The crossing of Tennessee, Arkansas, Texas, and New Mexico has also been humbling. It is fast and slow. My body is seated at a desk hurtling through space at 75 miles an hour (that is the speed limit folks). The work memos served up to me here by my boss-lady psyche Monday were the things I have not resolved in myself, or that I left imperfect, the panic of the solo female traveler who is an explorer at heart but also a cautious coward, everything I have been told I wasn’t supposed to or allowed to do goes across the desk, the sadness of what I have left behind, the fear of things being different when I return (well ain’t that the point). Those things go slow even when they buzz my system. When the buzz is too much and mindful acceptance is failing me, then there is the gift of the Texas gas station clerk who peers into my travel mug full of tea (who I suspect has never tasted tea) and tells me it’s free. There is the constant gift of the changing and unchanging land. The windmills and the drills. The hawks who perch on the wiry trees of the desert and the plastic bags that also do, both ready for flight. The moment the earth goes red and the trees disappear and my heart pounds the tears to the top. It feels like balance somehow. I used to think balance was a place where there was peace…i.e. things were not felt. Balance does not feel like that now. It feels like being stretched by extremes and holding steady in the middle somehow, but feeling the waves of all of it. Super blood moon rising and setting in the desert—“land of extremes”. I have a grateful feeling that I do not know what I am in for, and that breaks the seriousness of my mood somehow.

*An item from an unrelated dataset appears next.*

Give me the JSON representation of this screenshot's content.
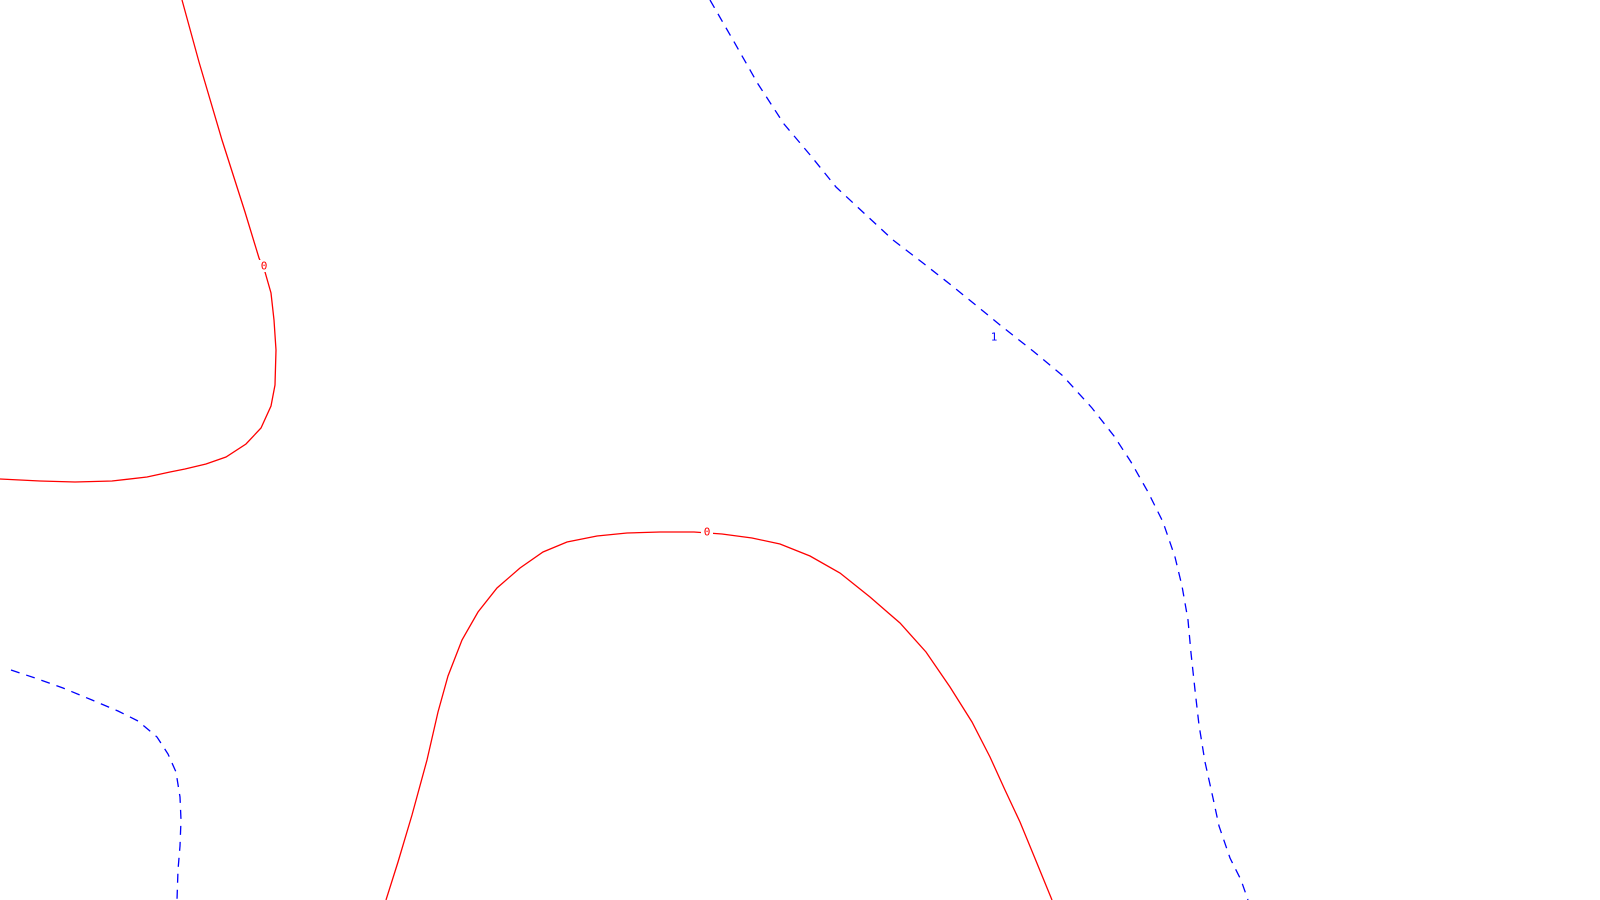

I am ready and not ready. I have filled her tea kettle with water. It is on the stove, blue gas flames cooking it, coming to a boil, the soft hint of a whistle is beginning which soon will come to a more intense, impossible to ignore whistle, begging to be poured over fresh tea leaves, steeped and marinated in this new experience. I am burning myself a little as I pour the tea, and I think it will be worth it.
I am ready and not ready. Exactly where I need to be. I am not behind in my journey and I am not ahead.